Powder particle size and surface modification effects on aluminum-filled lattice structures in additive manufacturing of energetic materials

The incorporation of metallic fillers into photocurable resins offers a promising route for the fabrication of advanced energetic materials by Digital Light Processing (DLP). This study investigates the printability and compressive performance of triply periodic minimal surface (TPMS) lattice structures manufactured with micron-sized aluminum filled resins with 20 wt% loading (9.9 vol.%). Two micron-sized aluminum powders with distinct particle size distributions were evaluated to assess their influence on suspension stability, curing behavior and mechanical performance. Formulations were characterized through sedimentation over time, working curve analysis and filler content via density measurements and thermogravimetric analysis.

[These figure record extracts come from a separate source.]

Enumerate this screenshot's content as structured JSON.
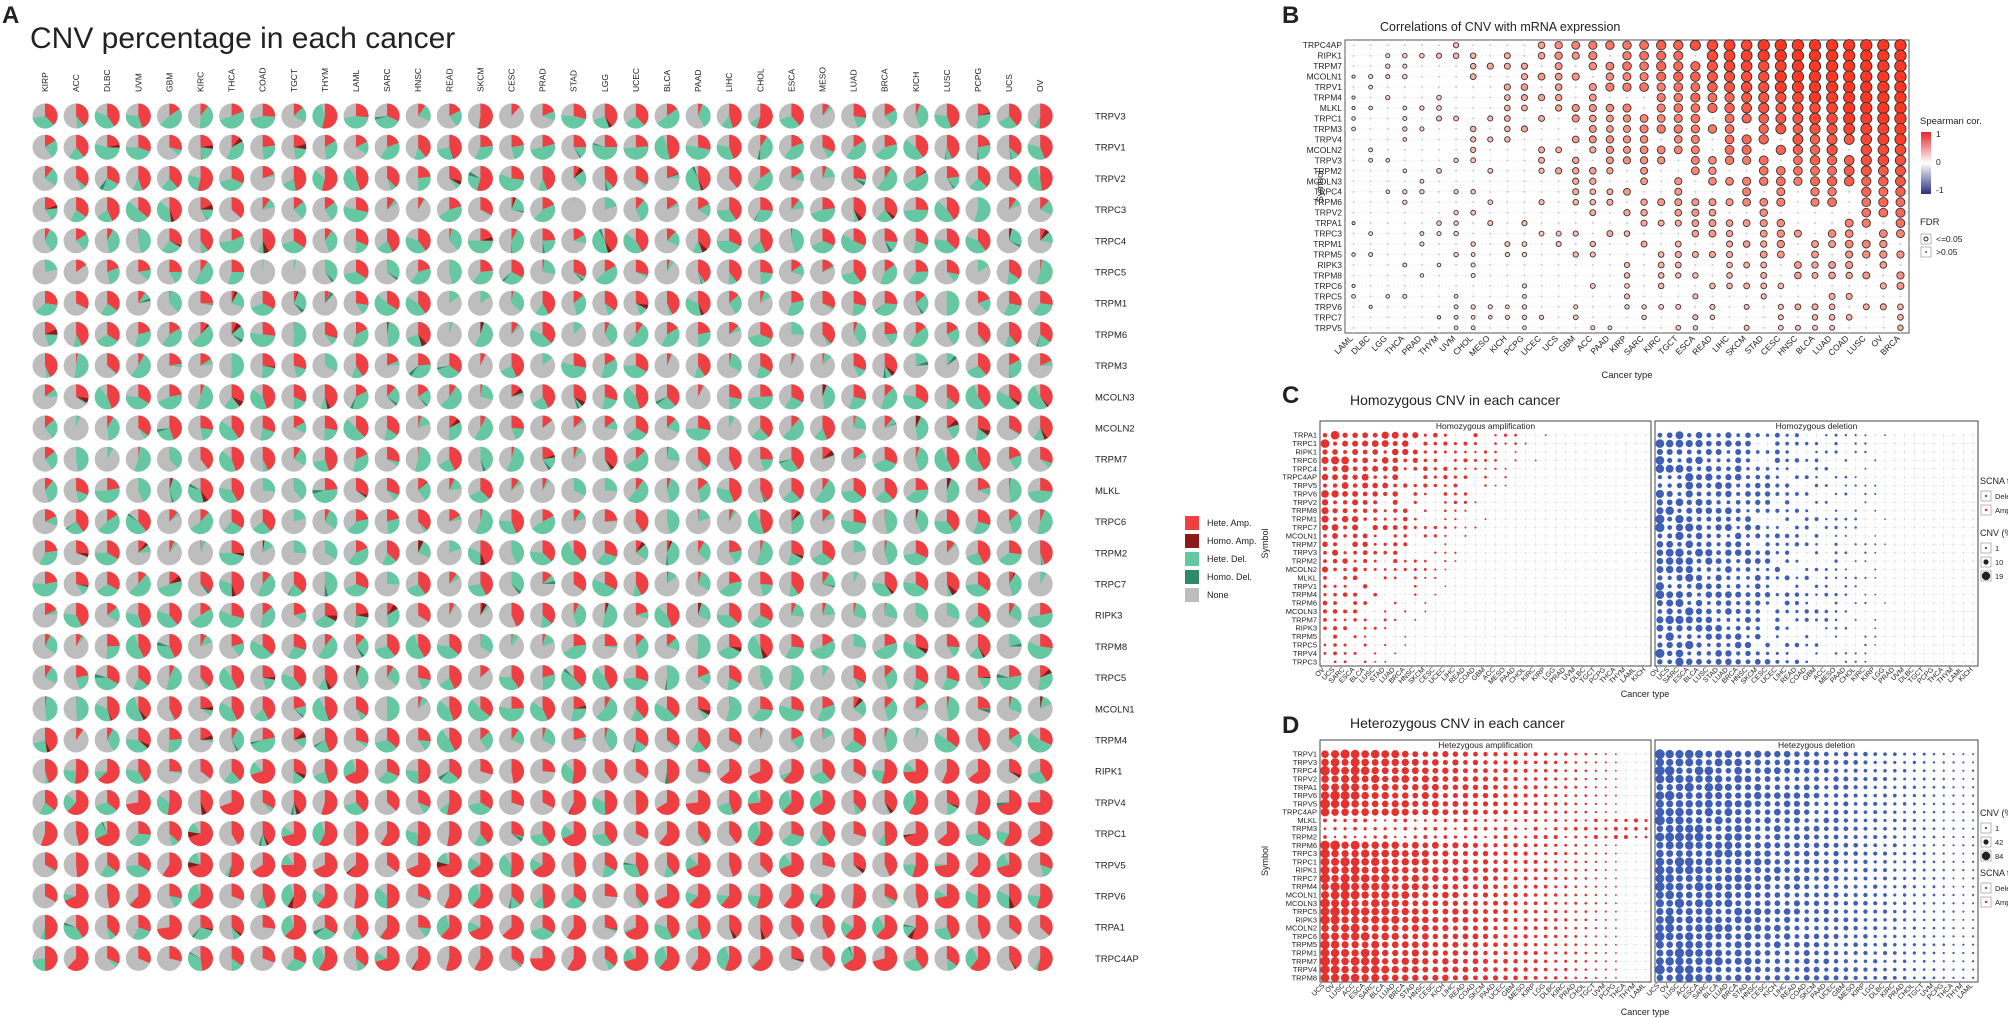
{
  "panels": {
    "A": {
      "letter": "A",
      "title": "CNV percentage in each cancer"
    },
    "B": {
      "letter": "B",
      "title": "Correlations of CNV with mRNA expression"
    },
    "C": {
      "letter": "C",
      "title": "Homozygous CNV in each cancer"
    },
    "D": {
      "letter": "D",
      "title": "Heterozygous CNV in each cancer"
    }
  },
  "colors": {
    "hete_amp": "#ef3f42",
    "homo_amp": "#8b1a1a",
    "hete_del": "#66c8a3",
    "homo_del": "#2f8a6c",
    "none": "#bdbdbd",
    "amp_dot": "#e5312e",
    "del_dot": "#3f5fb7"
  },
  "legendA": [
    {
      "label": "Hete. Amp.",
      "key": "hete_amp"
    },
    {
      "label": "Homo. Amp.",
      "key": "homo_amp"
    },
    {
      "label": "Hete. Del.",
      "key": "hete_del"
    },
    {
      "label": "Homo. Del.",
      "key": "homo_del"
    },
    {
      "label": "None",
      "key": "none"
    }
  ],
  "chart_data": [
    {
      "id": "A",
      "type": "pie-grid",
      "title": "CNV percentage in each cancer",
      "cancers": [
        "KIRP",
        "ACC",
        "DLBC",
        "UVM",
        "GBM",
        "KIRC",
        "THCA",
        "COAD",
        "TGCT",
        "THYM",
        "LAML",
        "SARC",
        "HNSC",
        "READ",
        "SKCM",
        "CESC",
        "PRAD",
        "STAD",
        "LGG",
        "UCEC",
        "BLCA",
        "PAAD",
        "LIHC",
        "CHOL",
        "ESCA",
        "MESO",
        "LUAD",
        "BRCA",
        "KICH",
        "LUSC",
        "PCPG",
        "UCS",
        "OV"
      ],
      "genes": [
        "TRPV3",
        "TRPV1",
        "TRPV2",
        "TRPC3",
        "TRPC4",
        "TRPC5",
        "TRPM1",
        "TRPM6",
        "TRPM3",
        "MCOLN3",
        "MCOLN2",
        "TRPM7",
        "MLKL",
        "TRPC6",
        "TRPM2",
        "TRPC7",
        "RIPK3",
        "TRPM8",
        "TRPC5",
        "MCOLN1",
        "TRPM4",
        "RIPK1",
        "TRPV4",
        "TRPC1",
        "TRPV5",
        "TRPV6",
        "TRPA1",
        "TRPC4AP"
      ],
      "categories": [
        "Hete. Amp.",
        "Homo. Amp.",
        "Hete. Del.",
        "Homo. Del.",
        "None"
      ]
    },
    {
      "id": "B",
      "type": "bubble-heatmap",
      "title": "Correlations of CNV with mRNA expression",
      "xlabel": "Cancer type",
      "ylabel": "Symbol",
      "x": [
        "LAML",
        "DLBC",
        "LGG",
        "THCA",
        "PRAD",
        "THYM",
        "UVM",
        "CHOL",
        "MESO",
        "KICH",
        "PCPG",
        "UCEC",
        "UCS",
        "GBM",
        "ACC",
        "PAAD",
        "KIRP",
        "SARC",
        "KIRC",
        "TGCT",
        "ESCA",
        "READ",
        "LIHC",
        "SKCM",
        "STAD",
        "CESC",
        "HNSC",
        "BLCA",
        "LUAD",
        "COAD",
        "LUSC",
        "OV",
        "BRCA"
      ],
      "y": [
        "TRPC4AP",
        "RIPK1",
        "TRPM7",
        "MCOLN1",
        "TRPV1",
        "TRPM4",
        "MLKL",
        "TRPC1",
        "TRPM3",
        "TRPV4",
        "MCOLN2",
        "TRPV3",
        "TRPM2",
        "MCOLN3",
        "TRPC4",
        "TRPM6",
        "TRPV2",
        "TRPA1",
        "TRPC3",
        "TRPM1",
        "TRPM5",
        "RIPK3",
        "TRPM8",
        "TRPC6",
        "TRPC5",
        "TRPV6",
        "TRPC7",
        "TRPV5"
      ],
      "legend": {
        "color_title": "Spearman cor.",
        "color_ticks": [
          "1",
          "0",
          "-1"
        ],
        "size_title": "FDR",
        "size_items": [
          "<=0.05",
          ">0.05"
        ]
      }
    },
    {
      "id": "C",
      "type": "bubble-heatmap",
      "title": "Homozygous CNV in each cancer",
      "xlabel": "Cancer type",
      "ylabel": "Symbol",
      "subpanels": [
        "Homozygous amplification",
        "Homozygous deletion"
      ],
      "y": [
        "TRPA1",
        "TRPC1",
        "RIPK1",
        "TRPC6",
        "TRPC4",
        "TRPC4AP",
        "TRPV5",
        "TRPV6",
        "TRPV2",
        "TRPM8",
        "TRPM1",
        "TRPC7",
        "MCOLN1",
        "TRPM7",
        "TRPV3",
        "TRPM2",
        "MCOLN2",
        "MLKL",
        "TRPV1",
        "TRPM4",
        "TRPM6",
        "MCOLN3",
        "TRPM7",
        "RIPK3",
        "TRPM5",
        "TRPC5",
        "TRPV4",
        "TRPC3"
      ],
      "x": [
        "OV",
        "UCS",
        "SARC",
        "ESCA",
        "BLCA",
        "LUSC",
        "STAD",
        "LUAD",
        "BRCA",
        "HNSC",
        "SKCM",
        "CESC",
        "UCEC",
        "LIHC",
        "READ",
        "COAD",
        "GBM",
        "ACC",
        "MESO",
        "PAAD",
        "CHOL",
        "KIRC",
        "KIRP",
        "LGG",
        "PRAD",
        "UVM",
        "DLBC",
        "TGCT",
        "PCPG",
        "THCA",
        "THYM",
        "LAML",
        "KICH"
      ],
      "legend": {
        "type_title": "SCNA type",
        "type_items": [
          "Deletion",
          "Amplification"
        ],
        "size_title": "CNV (%)",
        "size_ticks": [
          1,
          10,
          19
        ]
      }
    },
    {
      "id": "D",
      "type": "bubble-heatmap",
      "title": "Heterozygous CNV in each cancer",
      "xlabel": "Cancer type",
      "ylabel": "Symbol",
      "subpanels": [
        "Hetezygous amplification",
        "Hetezygous deletion"
      ],
      "y": [
        "TRPV1",
        "TRPV3",
        "TRPC4",
        "TRPV2",
        "TRPA1",
        "TRPV6",
        "TRPV5",
        "TRPC4AP",
        "MLKL",
        "TRPM3",
        "TRPM2",
        "TRPM6",
        "TRPC3",
        "TRPC1",
        "RIPK1",
        "TRPC7",
        "TRPM4",
        "MCOLN1",
        "MCOLN3",
        "TRPC5",
        "RIPK3",
        "MCOLN2",
        "TRPC6",
        "TRPM5",
        "TRPM1",
        "TRPM7",
        "TRPV4",
        "TRPM8"
      ],
      "x": [
        "UCS",
        "OV",
        "LUSC",
        "ACC",
        "ESCA",
        "SARC",
        "BLCA",
        "LUAD",
        "BRCA",
        "STAD",
        "HNSC",
        "CESC",
        "KICH",
        "LIHC",
        "READ",
        "COAD",
        "SKCM",
        "PAAD",
        "UCEC",
        "GBM",
        "MESO",
        "KIRP",
        "LGG",
        "DLBC",
        "KIRC",
        "PRAD",
        "CHOL",
        "TGCT",
        "UVM",
        "PCPG",
        "THCA",
        "THYM",
        "LAML"
      ],
      "legend": {
        "size_title": "CNV (%)",
        "size_ticks": [
          1,
          42,
          84
        ],
        "type_title": "SCNA type",
        "type_items": [
          "Deletion",
          "Amplification"
        ]
      }
    }
  ]
}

Results indicate that suspension homogeneity is significantly improved via powder surface modification and optimized dispersant concentration. Broader particle size distribution promoted enhanced particle packing and reduced light scattering, resulting in increased curing depth with respect to the finer formulation. Compression testing (ASTM D695) revealed significant improvements in mechanical properties across all TPMS configurations. In particular, the Gyroid lattice exhibited a 30% increase in yield strength and a 10% increase in ductility with respect to the unfilled baseline. These findings confirm the suitability of aluminum loaded resins for high resolution DLP printing of functional lattice structures and emphasize the critical role of powder formulation in governing both print fidelity and mechanical response.